Cockatoos with tools: learning from a teacher

NEWS |

Professor Alex Kacelnik, Fellow in Biology, and colleagues from the University of Vienna and the Max Planck Institute at Seewiesen have released findings from their latest study into the tool-making behaviour of Goffin's cockatoos which show that these birds can learn how to make and use wooden tools from each other. Their work is thought to provide the first controlled experimental evidence for the social transmission of tool use in any bird species.

Goffin’s cockatoo (Cacatua goffini) is a curious species of Indonesian parrot not known to use tools in the wild. At a laboratory in Austria the researchers had observed a captive adult male Goffin’s cockatoo named ‘Figaro’ spontaneously start to sculpt stick tools out of wooden aviary beams to use them for raking in nuts out of his reach. To investigate if such individual invention could be passed on to other cockatoos the team used Figaro as a ‘role model’, exposing other birds to tool use demonstrations, some with Figaro as ‘teacher’ and others without his ‘students’ seeing him at work.

In the experiments one cockatoo group was allowed to observe Figaro skilfully employing a ready-made stick tool, while another could see what researchers called ‘ghost demonstrations’ – either seeing the tools displacing the nuts by themselves, while being controlled by magnets hidden under a table, or seeing the nuts moving towards Figaro without his intervention, again using magnets to displace the food. The birds were all then placed in front of an identical problem, with a ready-made tool lying on the ground nearby.

Three males and three females that saw Figaro’s complete demonstration interacted much more with potential tools and other components of the problem than those seeing ghost demos. Remarkably, all three males in this group acquired proficient tool use, while neither the females in the same group nor males and females in the ghost demo groups did.

The successful birds did not just imitate Figaro’s movements: their tool-use techniques were themselves new. Figaro held tools by their tips, inserted them through the cage grid at different heights and raked the nuts towards him while adjusting the tool’s position as the target moved closer. The successful observers, instead, laid the sticks on the ground and propelled the nuts into their reach by a quick ballistic flipping movement. The latter technique was arguably more efficient for the test circumstances, which differed from those in which Figaro had made his first discovery; the pupils in this sense surpassed the teacher’s performance.

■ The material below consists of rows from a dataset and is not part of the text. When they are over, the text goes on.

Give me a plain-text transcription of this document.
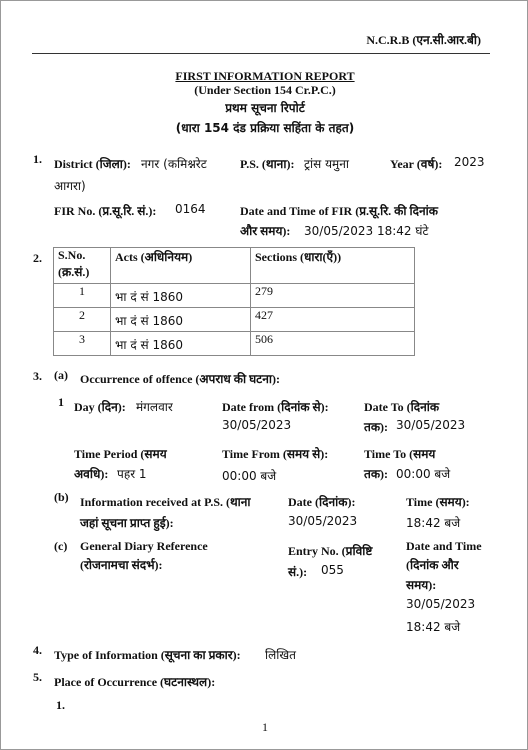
N.C.R.B (एन.सी.आर.बी)
FIRST INFORMATION REPORT
(Under Section 154 Cr.P.C.)
प्रथम सूचना रिपोर्ट
(धारा 154 दंड प्रक्रिया सहिंता के तहत)
1. District (जिला): नगर (कमिश्नरेट
आगरा)
P.S. (थाना): ट्रांस यमुना	Year (वर्ष): 2023
FIR No. (प्र.सू.रि. सं.): 0164	Date and Time of FIR (प्र.सू.रि. की दिनांक
और समय): 30/05/2023 18:42 घंटे
2. S.No.
(क्र.सं.)	Acts (अधिनियम)	Sections (धारा(एँ))
1	भा दं सं 1860	279
2	भा दं सं 1860	427
3	भा दं सं 1860	506
3. (a) Occurrence of offence (अपराध की घटना):
1 Day (दिन): मंगलवार	Date from (दिनांक से):
30/05/2023
Date To (दिनांक
तक): 30/05/2023
Time Period (समय
अवधि): पहर 1
Time From (समय से):
00:00 बजे
Time To (समय
तक): 00:00 बजे
(b) Information received at P.S. (थाना
जहां सूचना प्राप्त हुई):
Date (दिनांक):
30/05/2023
Time (समय):
18:42 बजे
(c) General Diary Reference
(रोजनामचा संदर्भ):
Entry No. (प्रविष्टि
सं.): 055
Date and Time
(दिनांक और
समय):
30/05/2023
18:42 बजे
4. Type of Information (सूचना का प्रकार): लिखित
5. Place of Occurrence (घटनास्थल):
1.
1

Two of the successful observers were later tested in the absence of ready-made tools, but offering them suitable tool-making material. One of them spontaneously started to make his own tools out of a wooden block, while the other initially failed, but then did so after a single demonstration session watching Figaro carve tools out of a block. Whilst inconclusive, this shows that learning to use tools may in itself stimulate the acquisition of tool-making, which is more distant from the target behaviour and closer to behavioural planning.

Professor Alex Kacelnik said: ‘There is a substantial difference between repeating a teacher’s behaviour and emulating his or her achievements while creating one’s own methods. The latter implies a creative process stimulated by a social interaction, while the former could, at least potentially, rely on simpler imitation. The cockatoos seem to emulate and surpass their teacher, which is what all good professors hope for from their best students.’